Потом в школе… Господи, почему в людях столько злости?! разве нельзя отстоять свое достоинство, никого не унижая? они же испытывают настоящее тупое удовольствие — не все, но у иных оно изощренное! — надругаться над чувством, какого у них нет или которое им уже не испытать, потому что они рано поумнели, повзрослели, очерствели, как это ни назови; я думаю, они вырастут и останутся одни просто подонками, а другие — подлецами высокой пробы, но вся гадость в них будет спать до случая, а снаружи они будут такие обаяшки, такие милашки, такие правильные, что чуть не тошнит! нет, я не про всех, ведь есть же люди, только мне редко везло на них, вот они и унаследуют царствие небесное, как я верю.
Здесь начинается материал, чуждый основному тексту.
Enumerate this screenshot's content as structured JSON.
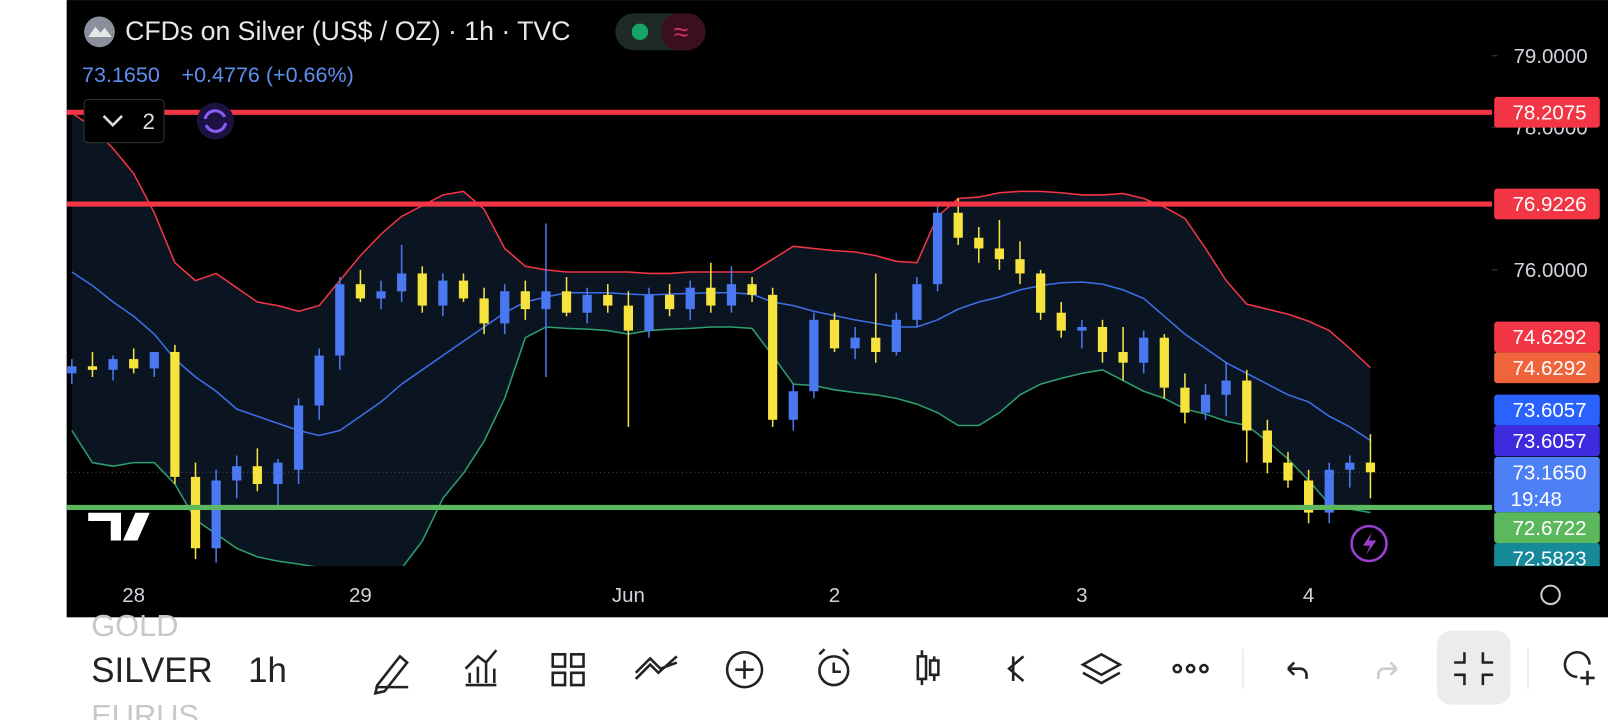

А другим я все прощаю; они с их милыми привычками непременно своего добьются и рано ли, поздно ли, их ужалит змея, выращенная ими у себя в груди, и мне одно жаль, что они не поймут, кому обязаны своим горем, а будут валить все на кого угодно и на тебя, Господи, а змею, свернувшуюся у сердца, будут считать счастливым талисманом, приносящим удачу. Но если кто-то, испортив и испоганив жизнь и себе, и людям, раскается душой и скажет молча: „Это я виноват, будь я проклят!“, — то прости его, Господи.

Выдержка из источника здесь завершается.